Dr. Azim Kasmani, Niagara’s associate medical officer of health, says that’s where the greatest risk is, and vaccinations are the best way to reduce that risk.
He explained that out of caution Niagara is one of 26 of 34 public health units in the province that has issued a letter of instruction, under the terms of the provincial COVID recovery legislation — the Reopening Ontario Act — to organizations and businesses operating indoor sports and recreational facilities, implementing restrictions to prevent more outbreaks.
Kasmani says the younger age group is where outbreaks are spreading, although they are not beginning in schools, but out of concern for privacy, he wouldn’t release information about where outbreaks are originating.
The instructions regarding further restrictions require the following:
1. Controlling the capacity in the highest risk areas of sports and recreation facilities (e.g. change rooms) to facilitate physical distance and reduce the spread of infection.
2. Closing exceptions and loopholes in the current proof of vaccination requirement to use indoor sports and recreational fitness facilities. Operators are now instructed that everyone aged 12 and older must show proof of vaccination to enter these facilities, unless a person has a valid medical exemption.
3. Requiring a vaccination policy for employees of these facilities. Given vaccine-eligible patrons must be vaccinated to protect each other and the staff of the facilities, staff should provide the same protection back to patrons.
“Over the past six weeks, children have had the highest risk of being infected from COVID-19, and participation in sports and athletics has unfortunately become a significant contributor to those infections,” said Dr. Mustafa Hirji, acting chief medical officer of health. “When these infections get into schools, classes are closed, children must isolate and fall behind in learning, and parents must stay home to care for them. The narrow, targeted measures we are requiring will keep children safe and in school as we head into the holiday season, when infections are likely to surge, and we potentially face the omicron variant.”
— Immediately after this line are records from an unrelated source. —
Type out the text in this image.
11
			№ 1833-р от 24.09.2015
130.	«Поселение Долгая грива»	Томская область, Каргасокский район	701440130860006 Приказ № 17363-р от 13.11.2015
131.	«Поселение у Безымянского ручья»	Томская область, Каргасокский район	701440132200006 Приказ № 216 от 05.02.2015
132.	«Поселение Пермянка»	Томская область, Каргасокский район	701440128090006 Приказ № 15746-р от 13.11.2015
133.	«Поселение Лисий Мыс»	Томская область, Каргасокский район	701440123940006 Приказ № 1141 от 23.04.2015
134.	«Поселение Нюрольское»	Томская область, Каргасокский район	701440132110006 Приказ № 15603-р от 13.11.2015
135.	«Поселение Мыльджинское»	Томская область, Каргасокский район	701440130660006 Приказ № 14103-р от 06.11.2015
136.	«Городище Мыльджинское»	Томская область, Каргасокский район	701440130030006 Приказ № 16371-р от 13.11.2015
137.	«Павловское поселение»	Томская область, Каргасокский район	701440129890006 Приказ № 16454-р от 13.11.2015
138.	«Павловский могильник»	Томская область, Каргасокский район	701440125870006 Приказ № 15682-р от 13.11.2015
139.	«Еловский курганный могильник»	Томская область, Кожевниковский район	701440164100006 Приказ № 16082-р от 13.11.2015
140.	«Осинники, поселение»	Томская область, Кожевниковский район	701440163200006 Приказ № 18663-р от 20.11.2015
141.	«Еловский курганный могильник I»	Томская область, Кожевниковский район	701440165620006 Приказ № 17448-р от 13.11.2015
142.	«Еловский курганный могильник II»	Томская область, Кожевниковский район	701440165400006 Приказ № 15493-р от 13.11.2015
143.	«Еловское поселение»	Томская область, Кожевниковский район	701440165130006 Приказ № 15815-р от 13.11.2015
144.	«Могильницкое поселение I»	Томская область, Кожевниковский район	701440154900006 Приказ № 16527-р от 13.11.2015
To give facilities time to make the necessary changes to follow the instructions, the first set of instructions, related to capacity limits, begin Dec. 10. The second set of instructions, related to vaccination requirements, will go into effect on Dec. 25.
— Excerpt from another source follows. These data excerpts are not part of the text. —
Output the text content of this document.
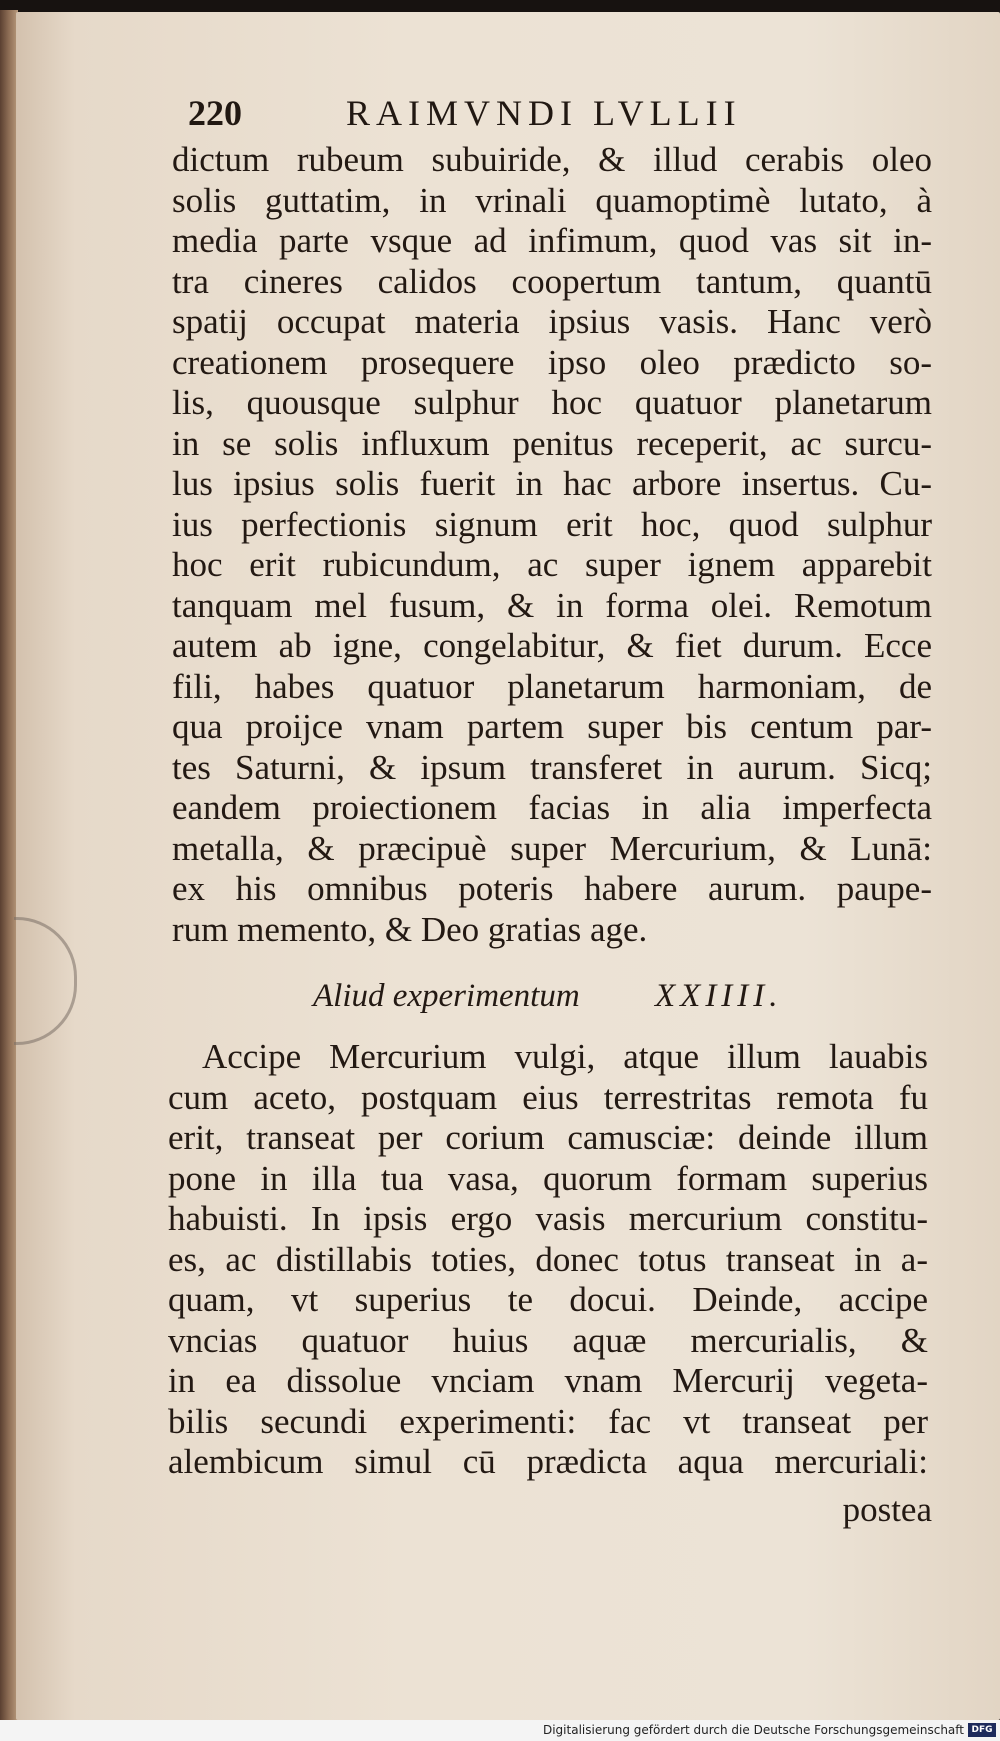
220	RAIMVNDI LVLLII
dictum rubeum subuiride, & illud cerabis oleo
solis guttatim, in vrinali quamoptimè lutato, à
media parte vsque ad infimum, quod vas sit in-
tra cineres calidos coopertum tantum, quantū
spatij occupat materia ipsius vasis. Hanc verò
creationem prosequere ipso oleo prædicto so-
lis, quousque sulphur hoc quatuor planetarum
in se solis influxum penitus receperit, ac surcu-
lus ipsius solis fuerit in hac arbore insertus. Cu-
ius perfectionis signum erit hoc, quod sulphur
hoc erit rubicundum, ac super ignem apparebit
tanquam mel fusum, & in forma olei. Remotum
autem ab igne, congelabitur, & fiet durum. Ecce
fili, habes quatuor planetarum harmoniam, de
qua proijce vnam partem super bis centum par-
tes Saturni, & ipsum transferet in aurum. Sicq;
eandem proiectionem facias in alia imperfecta
metalla, & præcipuè super Mercurium, & Lunā:
ex his omnibus poteris habere aurum. paupe-
rum memento, & Deo gratias age.
Aliud experimentum XXIIII.
Accipe Mercurium vulgi, atque illum lauabis
cum aceto, postquam eius terrestritas remota fu
erit, transeat per corium camusciæ: deinde illum
pone in illa tua vasa, quorum formam superius
habuisti. In ipsis ergo vasis mercurium constitu-
es, ac distillabis toties, donec totus transeat in a-
quam, vt superius te docui. Deinde, accipe
vncias quatuor huius aquæ mercurialis, &
in ea dissolue vnciam vnam Mercurij vegeta-
bilis secundi experimenti: fac vt transeat per
alembicum simul cū prædicta aqua mercuriali:
postea
Digitalisierung gefördert durch die Deutsche Forschungsgemeinschaft DFG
The restrictions are necessary to prevent an increased number of cases from occurring, said Kasmani. They may also help to ensure people can keep their plans to get together over the holidays, after being denied that pleasure last year, he added. With cases going up in some areas of Ontario, the province has been leaving it up to individual health units to handle restrictions locally, although that might change if the number of cases continues to rise.
In Niagara there was a jump in cases to 41 on Friday and 42 on Saturday, down to 29 on Sunday, Monday to 24, and up to 29 on Tuesday.
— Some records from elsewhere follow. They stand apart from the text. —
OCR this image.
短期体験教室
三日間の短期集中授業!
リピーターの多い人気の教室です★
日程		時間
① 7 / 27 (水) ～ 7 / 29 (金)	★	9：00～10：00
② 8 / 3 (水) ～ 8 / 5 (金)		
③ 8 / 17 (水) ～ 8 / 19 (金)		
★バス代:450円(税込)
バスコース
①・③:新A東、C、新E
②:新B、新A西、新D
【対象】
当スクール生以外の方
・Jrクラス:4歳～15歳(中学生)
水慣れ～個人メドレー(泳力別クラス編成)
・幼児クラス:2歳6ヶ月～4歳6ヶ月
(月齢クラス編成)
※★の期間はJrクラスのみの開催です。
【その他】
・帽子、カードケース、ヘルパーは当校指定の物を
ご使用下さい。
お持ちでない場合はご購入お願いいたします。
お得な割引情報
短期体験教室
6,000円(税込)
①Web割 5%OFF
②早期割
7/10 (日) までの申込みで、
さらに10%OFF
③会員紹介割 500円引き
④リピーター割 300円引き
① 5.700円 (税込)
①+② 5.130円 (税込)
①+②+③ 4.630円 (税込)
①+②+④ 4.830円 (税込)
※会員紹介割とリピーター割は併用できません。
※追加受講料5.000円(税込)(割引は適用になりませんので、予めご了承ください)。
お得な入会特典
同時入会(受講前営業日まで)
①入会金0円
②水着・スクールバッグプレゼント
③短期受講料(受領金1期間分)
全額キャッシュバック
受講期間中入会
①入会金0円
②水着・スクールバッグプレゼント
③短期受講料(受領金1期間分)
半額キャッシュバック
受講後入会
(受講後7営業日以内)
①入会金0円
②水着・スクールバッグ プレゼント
“I would really encourage everyone to get their children vaccinated before the holidays to protect the community and our children,” said Kasmani.
By Monday, 5,200 doses had been administered to children five to 11 in Niagara, or about 16 per cent of the 32,500 children who are eligible, he said.
If clinic appointments fill up, Public Health is ready to scale up their clinics. “This remains a priority for us.”
“We’ve been really encouraged by the growth (in the number of vaccinations) every day,” he added.
“It’s a very safe vaccination. If I had children in that age group I would vaccination them without hesitation.”
There are three clinics planned at the community centre in NOTL, beginning Friday, with 53 appointment slots still available at press time, 90 on Dec. 11, and 122 on Dec. 12.